Further & More



A proposal to sell government housing to tenants may be seeing the light of day in Washington ("How to Change the Facade of Public Housing," Trends, Oct.).

The plan has already done well in Britain, where the Thatcher government has sold more than a half-million public housing units to tenants. Stuart Butler, director of domestic policy studies for the Heritage Foundation, has adapted the idea to the United States, and it is apparently beginning to gain momentum.

Rep. Jack Kemp (R–N.Y.) first introduced an "urban homestead bill" in the House that would provide for sale of public housing to tenants, mainly to tenants' associations. Since then, a companion bill has been introduced in the Senate by Steve Symms (R–Idaho). The legislation would broaden a Department of Housing and Urban Development (HUD) pilot project, announced in September, to let tenants' associations, public-housing authorities, and municipal governments jointly purchase public housing units. HUD said it would pick as many as 10 cities for the pilot project by early January.

Tom Humbert of the House Republican Conference told REASON that the Kemp-Symms proposal will be reintroduced in the new congressional session by February. He also said that although both Kemp and Symms are conservative Republicans, some liberal Democrats have expressed interest in cosponsoring the measure. (Liberal Democrats have supported such proposals in the past, including Robert Kennedy in the period shortly before his assassination.)

Meanwhile, we note that a shift of government-owned housing to tenant control has actually been practiced on a small scale in New York City for some time now. The city government takes over buildings—most of them old and unmarketable—from landlords who haven't paid property taxes. And a group called the Urban Homesteading Assistance Board trains tenants of those buildings to take over and manage their own buildings as a cooperative.

As the one-time tenants "learn about improvement costs, rent rolls and the other facts of ownership," noted the New York Times recently, "an amazing transformation takes place: Many of the tenants begin to sound like landlords."


Since 1979, REASON has reported several times on Seattle's experiment with deregulation of taxi fares. Most recently, in the June–July issue, we noted a study showing how minor problems with deregulation had been solved ("Driving to Market," Trends).

But apparently that wasn't good enough for the city and county fathers. Last fall, the city of Seattle and King County government, which had acted in tandem to deregulate taxis both within the city limits and in the suburbs, decided they'd had enough of free markets and they both reregulated rates. The way they went about it opened a new Pandora's box. Even though the Seattle metropolitan area is, practically speaking, a single market for taxicabs, the city and county came up with different regulatory schemes—the city set a rate ceiling of $2.60 for the first mile and $1.40 per additional mile that cab companies are free to undercut, but the county imposed a flat rate of $2.00 for the first mile and $1.20 for each mile thereafter. Thus, a taxi with the temerity to take a passenger from the city to a suburb, or vice versa, enters a legal no-man's land.

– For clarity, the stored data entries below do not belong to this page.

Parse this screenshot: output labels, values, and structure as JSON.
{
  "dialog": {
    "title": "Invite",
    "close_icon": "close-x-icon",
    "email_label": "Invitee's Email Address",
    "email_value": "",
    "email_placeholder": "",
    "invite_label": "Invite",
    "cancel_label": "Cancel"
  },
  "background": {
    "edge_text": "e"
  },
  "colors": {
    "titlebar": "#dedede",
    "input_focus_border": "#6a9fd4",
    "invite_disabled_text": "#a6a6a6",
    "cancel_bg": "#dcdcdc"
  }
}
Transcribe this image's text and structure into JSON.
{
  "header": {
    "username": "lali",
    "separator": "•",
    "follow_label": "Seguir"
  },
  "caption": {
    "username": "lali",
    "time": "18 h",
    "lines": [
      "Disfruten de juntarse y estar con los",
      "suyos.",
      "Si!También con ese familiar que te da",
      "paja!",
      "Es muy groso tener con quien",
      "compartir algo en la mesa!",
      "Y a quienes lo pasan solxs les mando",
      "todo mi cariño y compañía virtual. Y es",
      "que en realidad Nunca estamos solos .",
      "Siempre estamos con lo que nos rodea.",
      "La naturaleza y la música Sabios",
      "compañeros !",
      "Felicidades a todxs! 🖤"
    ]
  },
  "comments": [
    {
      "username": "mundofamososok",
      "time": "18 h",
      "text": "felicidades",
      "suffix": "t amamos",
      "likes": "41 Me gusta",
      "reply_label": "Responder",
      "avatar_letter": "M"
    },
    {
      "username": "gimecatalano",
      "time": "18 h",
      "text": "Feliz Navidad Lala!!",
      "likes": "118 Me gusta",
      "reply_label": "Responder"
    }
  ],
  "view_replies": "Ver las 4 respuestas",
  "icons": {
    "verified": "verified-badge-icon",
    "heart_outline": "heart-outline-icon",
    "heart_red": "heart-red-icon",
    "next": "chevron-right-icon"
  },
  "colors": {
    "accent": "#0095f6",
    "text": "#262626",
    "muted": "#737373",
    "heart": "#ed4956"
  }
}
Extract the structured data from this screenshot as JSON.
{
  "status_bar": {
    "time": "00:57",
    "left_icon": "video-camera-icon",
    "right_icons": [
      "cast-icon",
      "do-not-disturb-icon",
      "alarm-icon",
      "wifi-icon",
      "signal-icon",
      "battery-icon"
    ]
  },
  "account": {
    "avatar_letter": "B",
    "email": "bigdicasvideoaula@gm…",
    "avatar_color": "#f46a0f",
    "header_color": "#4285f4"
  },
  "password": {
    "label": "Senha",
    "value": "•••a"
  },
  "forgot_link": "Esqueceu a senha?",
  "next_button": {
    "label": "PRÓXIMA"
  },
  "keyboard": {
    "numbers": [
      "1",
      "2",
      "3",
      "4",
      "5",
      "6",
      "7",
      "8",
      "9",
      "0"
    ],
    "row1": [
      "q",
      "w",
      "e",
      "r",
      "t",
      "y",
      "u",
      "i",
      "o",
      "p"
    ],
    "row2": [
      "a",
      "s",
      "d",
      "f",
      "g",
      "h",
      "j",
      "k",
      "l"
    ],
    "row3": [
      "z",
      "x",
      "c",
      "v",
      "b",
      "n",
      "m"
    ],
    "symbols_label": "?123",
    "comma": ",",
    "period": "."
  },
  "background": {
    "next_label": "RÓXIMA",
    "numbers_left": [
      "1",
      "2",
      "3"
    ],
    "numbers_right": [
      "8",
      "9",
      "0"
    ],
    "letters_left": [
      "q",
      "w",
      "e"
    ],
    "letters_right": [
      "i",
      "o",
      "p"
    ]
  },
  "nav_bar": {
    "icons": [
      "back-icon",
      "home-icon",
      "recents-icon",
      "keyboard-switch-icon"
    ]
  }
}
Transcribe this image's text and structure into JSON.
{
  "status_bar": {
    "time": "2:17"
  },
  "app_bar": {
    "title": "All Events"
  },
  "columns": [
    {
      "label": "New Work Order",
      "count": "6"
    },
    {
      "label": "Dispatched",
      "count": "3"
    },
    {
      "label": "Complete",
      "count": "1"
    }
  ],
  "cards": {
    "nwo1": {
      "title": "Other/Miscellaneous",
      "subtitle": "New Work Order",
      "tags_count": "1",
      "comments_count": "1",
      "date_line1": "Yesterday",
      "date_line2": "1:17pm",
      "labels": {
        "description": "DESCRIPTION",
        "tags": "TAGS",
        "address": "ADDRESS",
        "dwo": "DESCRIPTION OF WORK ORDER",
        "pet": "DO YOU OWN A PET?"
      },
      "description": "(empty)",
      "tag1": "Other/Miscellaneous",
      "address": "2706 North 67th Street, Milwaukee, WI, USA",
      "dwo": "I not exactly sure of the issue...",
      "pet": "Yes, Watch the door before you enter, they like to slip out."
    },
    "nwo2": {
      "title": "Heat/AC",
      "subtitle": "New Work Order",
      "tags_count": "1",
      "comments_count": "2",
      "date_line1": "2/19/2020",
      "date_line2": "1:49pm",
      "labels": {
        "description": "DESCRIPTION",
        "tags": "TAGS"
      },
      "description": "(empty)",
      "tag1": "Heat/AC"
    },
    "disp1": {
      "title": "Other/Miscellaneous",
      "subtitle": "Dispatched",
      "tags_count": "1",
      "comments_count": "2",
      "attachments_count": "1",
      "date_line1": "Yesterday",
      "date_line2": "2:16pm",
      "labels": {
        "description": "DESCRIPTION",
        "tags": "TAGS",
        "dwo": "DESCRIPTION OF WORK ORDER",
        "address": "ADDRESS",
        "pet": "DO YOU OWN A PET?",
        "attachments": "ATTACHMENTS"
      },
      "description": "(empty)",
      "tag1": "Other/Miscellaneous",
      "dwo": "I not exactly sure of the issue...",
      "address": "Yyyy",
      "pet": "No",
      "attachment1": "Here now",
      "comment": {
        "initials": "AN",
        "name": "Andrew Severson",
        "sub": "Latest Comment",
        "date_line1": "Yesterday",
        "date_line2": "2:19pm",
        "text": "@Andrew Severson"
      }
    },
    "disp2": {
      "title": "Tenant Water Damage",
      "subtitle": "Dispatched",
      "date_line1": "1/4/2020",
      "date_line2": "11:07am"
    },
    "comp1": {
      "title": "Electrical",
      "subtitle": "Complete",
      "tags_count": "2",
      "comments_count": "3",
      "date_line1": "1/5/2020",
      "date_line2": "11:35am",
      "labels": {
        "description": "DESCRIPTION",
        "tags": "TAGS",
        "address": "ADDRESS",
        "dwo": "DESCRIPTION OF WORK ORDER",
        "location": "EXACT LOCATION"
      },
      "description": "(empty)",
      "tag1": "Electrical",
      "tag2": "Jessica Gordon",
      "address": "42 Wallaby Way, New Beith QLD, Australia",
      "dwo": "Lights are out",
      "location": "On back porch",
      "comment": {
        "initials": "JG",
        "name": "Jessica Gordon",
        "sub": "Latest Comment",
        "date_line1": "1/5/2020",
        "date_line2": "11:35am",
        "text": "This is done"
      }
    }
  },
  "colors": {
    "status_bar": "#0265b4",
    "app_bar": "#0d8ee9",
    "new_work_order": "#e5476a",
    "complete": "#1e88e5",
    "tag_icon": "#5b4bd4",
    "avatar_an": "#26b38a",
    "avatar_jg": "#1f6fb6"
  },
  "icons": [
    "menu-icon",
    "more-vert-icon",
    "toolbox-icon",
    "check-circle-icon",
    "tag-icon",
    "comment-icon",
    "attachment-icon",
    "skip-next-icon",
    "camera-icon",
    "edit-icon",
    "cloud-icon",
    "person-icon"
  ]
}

In October, Lorraine Brekke, the head of the county's Executive Administration Department, told REASON, "We are hopeful that the city and county can come up with a compromise plan." But she figured it would probably take two months to iron things out. Meanwhile, according to the Seattle Post-Intelligencer, six cab drivers got warning tickets from the county for undercharging their passengers by 20 cents a mile. The passengers of Seattle must be thanking their lucky stars for such regulatory "protection."


First Amendment follies. In January 1983, REASON exposed the Securities and Exchange Commission registration system for financial newsletters and its violation of press freedom ("Subverting the First Amendment"). Evidently, the powers that be in Washington were not persuaded. In October 1984, President Reagan signed legislation that increases the maximum fine to $250,000 for individuals and $500,000 for publishers who put out an unlicensed financial magazine or newsletter. Newsletter Association official Glen Parker told REASON that to his knowledge, no one has ever been criminally convicted and paid a fine. In his view, the SEC uses the possibility as a veiled threat—they file civil charges, and harried newsletter publishers know that if they don't kowtow, the SEC has the option of the far more severe, criminal complaints.

Winning the slot game. Auctioning off landing and take-off slots at airports, discussed in Trends in the June–July issue and in the Editorial in September, is gaining supporters. The Wall Street Journal recently reported that Office of Management and Budget (OMB) director David Stockman supports the idea, as do commuter airlines hungry for slots that they're denied by the current cumbersome system of allocation. The Journal itself likes the idea. "A congestion solution points in the direction of auctioning the best time slots to the highest bidder, with airlines then free to buy and trade these rights among themselves in a secondary market," a Journal editorial said. But in Westchester County, New York, the White Plains Airport isn't waiting for the Federal Aviation Administration to approve the controversial idea of bringing market efficiency to the management of a scarce resource. There, the County Board of Legislators has announced that it will be auctioning off all its slots to the highest bidders.